Rapid screening system to identify unspecific peroxygenase activity

Abstract

Unspecific peroxygenases (UPO, EC 1.11.2.1) are a valuable tool for the biocatalytic synthesis of specialty chemicals such as pharmaceutical metabolites. However, the search for new UPOs that are recombinantly expressible can be tedious and dependent on expensive equipment, especially when a large number of clones has to be examined. In this study, we present a simple agar plate-based method for the screening of active, secreted UPOs heterologously expressed in Saccharomyces cerevisiae. This allows a real high-throughput of several thousand clones at once. The approach was successfully tested with a small gene library comprising putative UPO genes and resulted in the identification of two clones producing short UPOs from the filamentous fungi Dendrothele bispora (DbiUPO) and Aspergillus niger (AniUPO). Both UPOs were partly purified and characterized with respect to their catalytic properties. With differing efficiencies and product specificities, they catalyzed the formation of human drug metabolites, e.g., lipid mediators from polyunsaturated fatty acids and the active metabolite of the prodrug clopidogrel, respectively.

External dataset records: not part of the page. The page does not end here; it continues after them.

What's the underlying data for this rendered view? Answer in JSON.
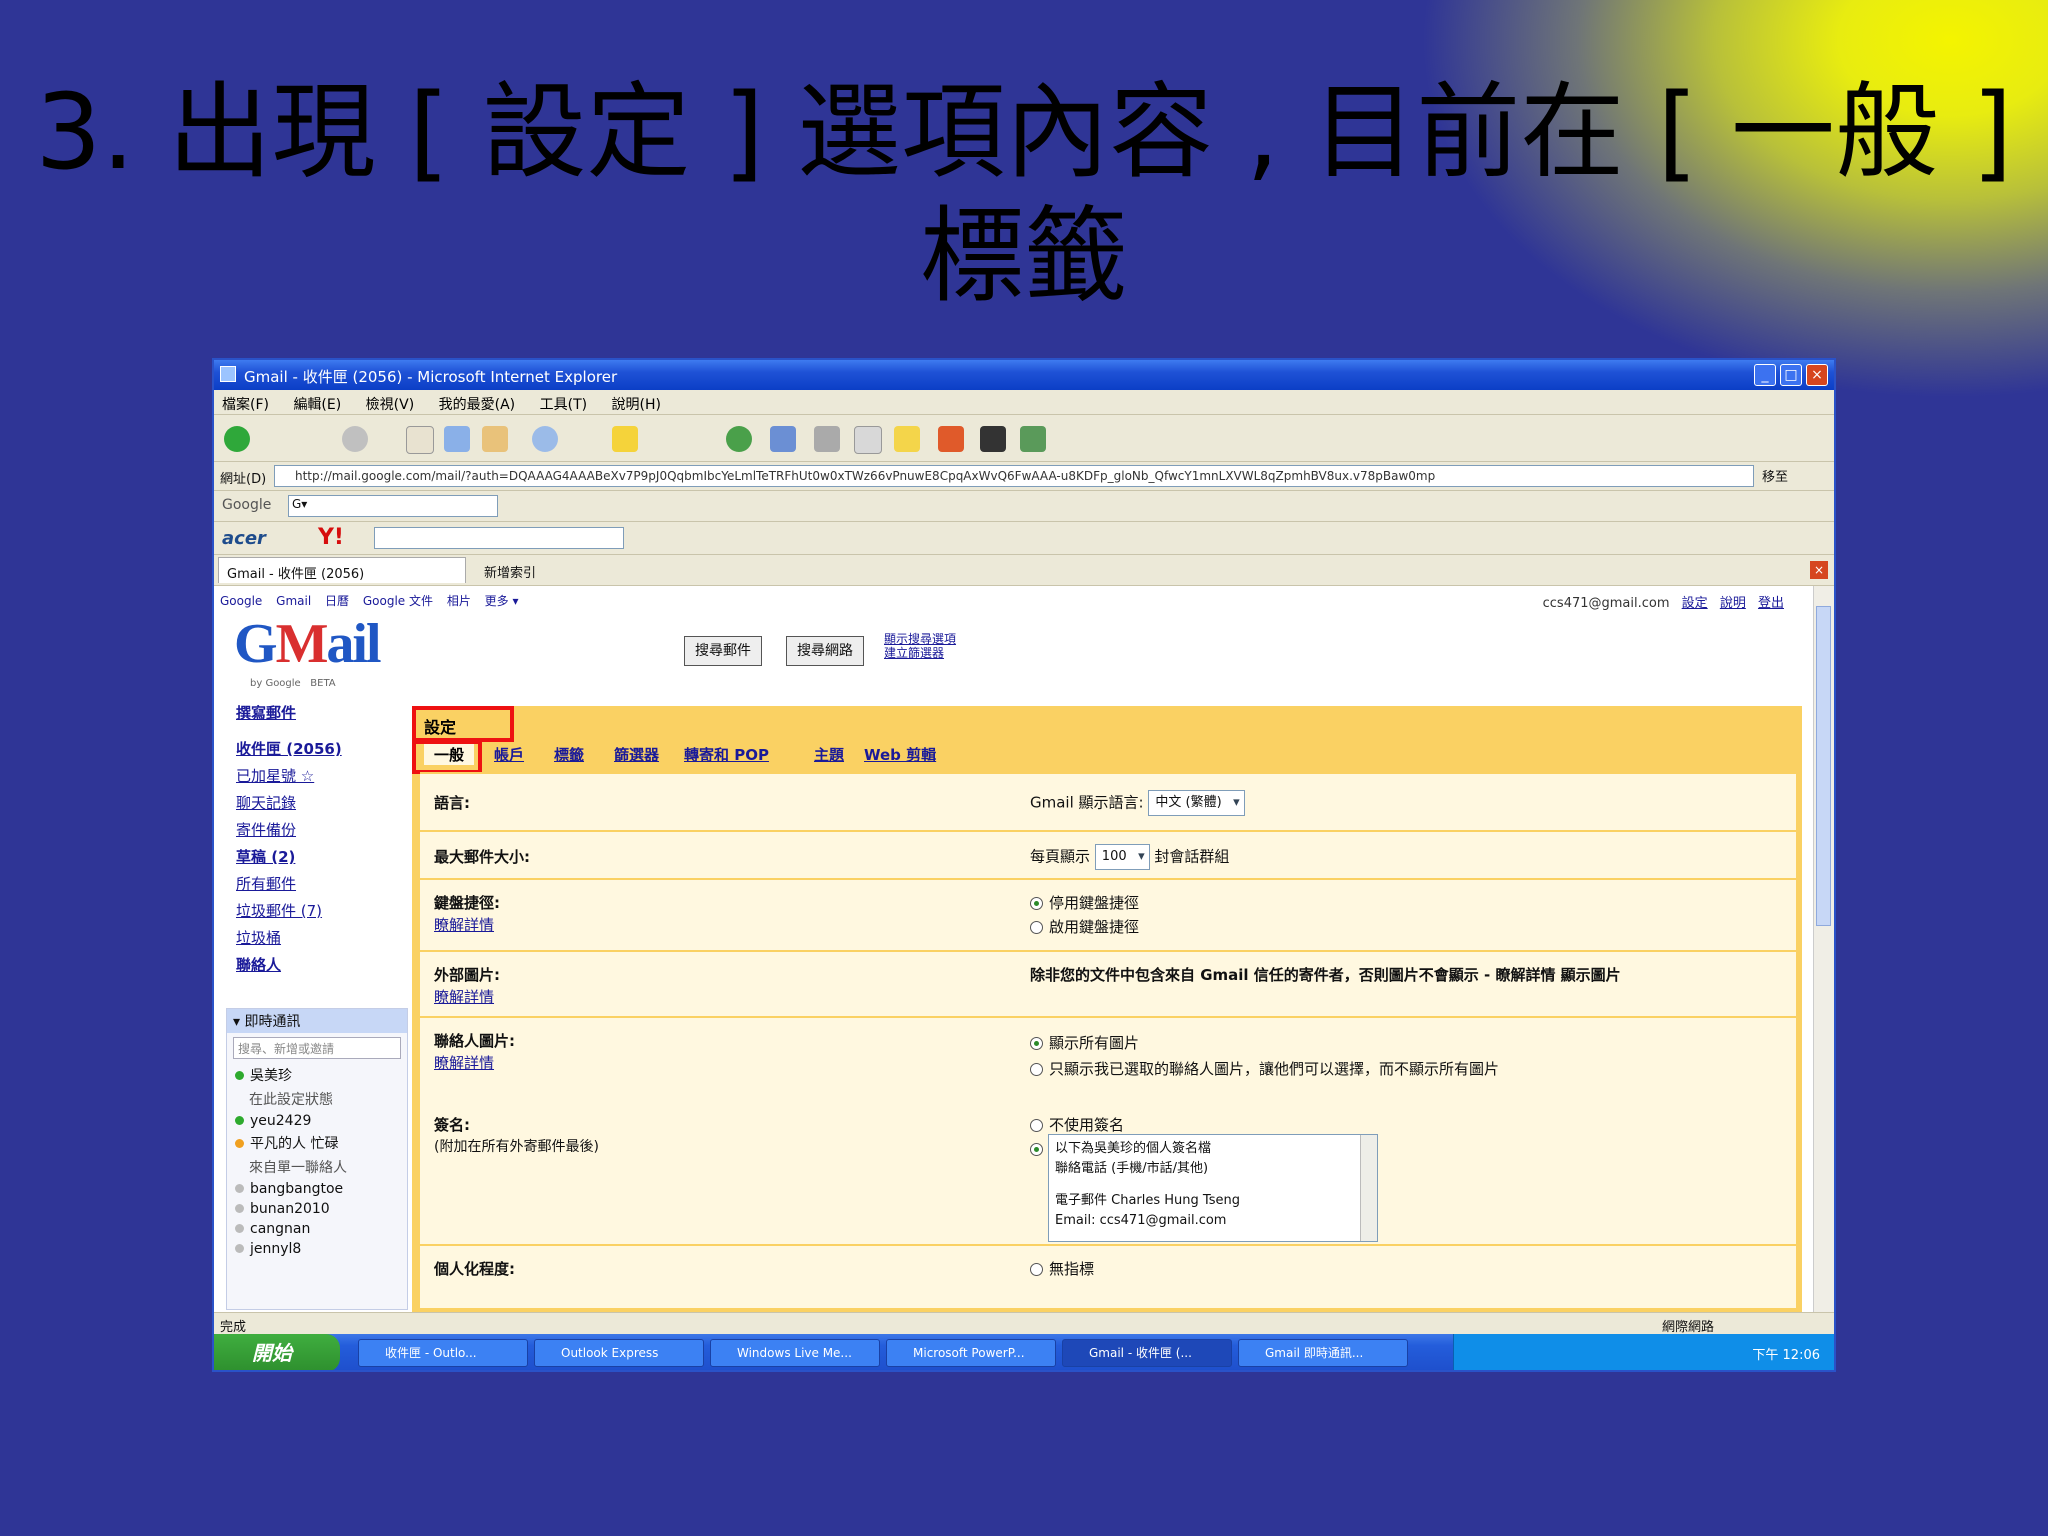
{
  "slide": {
    "title_line1": "3. 出現 [ 設定 ] 選項內容 , 目前在 [ 一般 ]",
    "title_line2": "標籤"
  },
  "window": {
    "title": "Gmail - 收件匣 (2056) - Microsoft Internet Explorer",
    "min": "_",
    "max": "□",
    "close": "×"
  },
  "menubar": [
    "檔案(F)",
    "編輯(E)",
    "檢視(V)",
    "我的最愛(A)",
    "工具(T)",
    "說明(H)"
  ],
  "addressbar": {
    "label": "網址(D)",
    "url": "http://mail.google.com/mail/?auth=DQAAAG4AAABeXv7P9pJ0QqbmIbcYeLmlTeTRFhUt0w0xTWz66vPnuwE8CpqAxWvQ6FwAAA-u8KDFp_gloNb_QfwcY1mnLXVWL8qZpmhBV8ux.v78pBaw0mp",
    "go": "移至"
  },
  "google_toolbar": {
    "label": "Google",
    "field": "G▾"
  },
  "yahoo_toolbar": {
    "acer": "acer",
    "yahoo": "Y!"
  },
  "tabs": {
    "active": "Gmail - 收件匣 (2056)",
    "new": "新增索引",
    "close": "×"
  },
  "gmail": {
    "topnav": [
      "Google",
      "Gmail",
      "日曆",
      "Google 文件",
      "相片",
      "更多 ▾"
    ],
    "account": "ccs471@gmail.com",
    "account_links": [
      "設定",
      "說明",
      "登出"
    ],
    "search_mail": "搜尋郵件",
    "search_web": "搜尋網路",
    "search_options": [
      "顯示搜尋選項",
      "建立篩選器"
    ],
    "logo_sub": "by Google",
    "beta": "BETA",
    "compose": "撰寫郵件",
    "nav": [
      {
        "label": "收件匣 (2056)",
        "bold": true
      },
      {
        "label": "已加星號 ☆",
        "bold": false
      },
      {
        "label": "聊天記錄",
        "bold": false
      },
      {
        "label": "寄件備份",
        "bold": false
      },
      {
        "label": "草稿 (2)",
        "bold": true
      },
      {
        "label": "所有郵件",
        "bold": false
      },
      {
        "label": "垃圾郵件 (7)",
        "bold": false
      },
      {
        "label": "垃圾桶",
        "bold": false
      },
      {
        "label": "聯絡人",
        "bold": true
      }
    ],
    "chat": {
      "header": "▾ 即時通訊",
      "search": "搜尋、新增或邀請",
      "me_name": "吳美珍",
      "me_status": "在此設定狀態",
      "contacts": [
        {
          "name": "yeu2429",
          "color": "#2eaa2e"
        },
        {
          "name": "平凡的人 忙碌",
          "color": "#f0a020"
        },
        {
          "name": "來自單一聯絡人",
          "color": "#ffffff"
        },
        {
          "name": "bangbangtoe",
          "color": "#bbbbbb"
        },
        {
          "name": "bunan2010",
          "color": "#bbbbbb"
        },
        {
          "name": "cangnan",
          "color": "#bbbbbb"
        },
        {
          "name": "jennyl8",
          "color": "#bbbbbb"
        }
      ]
    }
  },
  "settings": {
    "heading": "設定",
    "tabs": [
      "一般",
      "帳戶",
      "標籤",
      "篩選器",
      "轉寄和 POP",
      "主題",
      "Web 剪輯"
    ],
    "rows": [
      {
        "label": "語言:",
        "value_prefix": "Gmail 顯示語言:",
        "select": "中文 (繁體)"
      },
      {
        "label": "最大郵件大小:",
        "value_prefix": "每頁顯示",
        "select": "100",
        "value_suffix": "封會話群組"
      },
      {
        "label": "鍵盤捷徑:",
        "link": "瞭解詳情",
        "options": [
          {
            "text": "停用鍵盤捷徑",
            "on": true
          },
          {
            "text": "啟用鍵盤捷徑",
            "on": false
          }
        ]
      },
      {
        "label": "外部圖片:",
        "link": "瞭解詳情",
        "text": "除非您的文件中包含來自 Gmail 信任的寄件者，否則圖片不會顯示 - 瞭解詳情 顯示圖片"
      },
      {
        "label": "聯絡人圖片:",
        "link": "瞭解詳情",
        "options": [
          {
            "text": "顯示所有圖片",
            "on": true
          },
          {
            "text": "只顯示我已選取的聯絡人圖片，讓他們可以選擇，而不顯示所有圖片",
            "on": false
          }
        ]
      },
      {
        "label": "簽名:",
        "sublabel": "(附加在所有外寄郵件最後)",
        "options": [
          {
            "text": "不使用簽名",
            "on": false
          },
          {
            "text": "",
            "on": true
          }
        ],
        "sig_lines": [
          "以下為吳美珍的個人簽名檔",
          "聯絡電話 (手機/市話/其他)",
          "",
          "電子郵件 Charles Hung Tseng",
          "Email: ccs471@gmail.com"
        ]
      },
      {
        "label": "個人化程度:",
        "options": [
          {
            "text": "無指標",
            "on": false
          }
        ]
      }
    ]
  },
  "statusbar": {
    "text": "完成",
    "zone": "網際網路"
  },
  "taskbar": {
    "start": "開始",
    "tasks": [
      "收件匣 - Outlo...",
      "Outlook Express",
      "Windows Live Me...",
      "Microsoft PowerP...",
      "Gmail - 收件匣 (...",
      "Gmail 即時通訊..."
    ],
    "clock": "下午 12:06"
  }
}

Keywords: ABTS; drug metabolism; enzyme expression; omega-3-lipids metabolism; screening assay; unspecific peroxygenase.

Figure 1.

Maximum likelihood tree of the putative short UPO sequences selected for the screening library. Phylogeny was calculated using PhyML 3.3.20180214 with a log-likelihood score of −10174.09410. Branch support was estimated using 200 bootstrap replicates; only support >90% were shown above branches. The outgroup UPO sequence is from Rozella allomycis (Cryptomycota), the evolutionary oldest group of fungi (Eumycota).

Figure 2.

Evaluation of an ABTS-based plate screening for UPO-secreting S. cerevisiae colonies. S. cerevisiae cells containing a plasmid with the positive control AaeUPO PaDa-I were mixed with cells that contained the empty vector at a ratio of 1:50 (2%, left) or 1:10 (10%, right). UPO-positive colonies developed blue-green zones caused by the oxidation of ABTS after addition of H₂O₂.

Figure 3.

Screening for activity of extracellular UPOs recombinantly expressed in S. cerevisiae. A pool of 20 putative UPO ORFs was screened using a plate-based approach with ABTS as indicator. Color formation caused by the UPO catalyzed oxidation of ABTS developed after addition of H₂O₂. The picture on the right shows a close-up of the plate.

Figure 4.

Influence of different medium compositions on the production of rAniUPO in the host S. cerevisiae INVSc1. The volume activity in the supernatants was monitored over the cultivation period with ABTS as substrate; media composition and the abbreviations in the legends are given in table S2.

Figure 5.

Monitoring the enzymatic volume activity in the supernatants of S. cerevisiae INVSc1 producing rAniUPO or rDbiUPO. Enzyme activity was measured with ABTS as substrate. Cultivations were carried out in duplicate.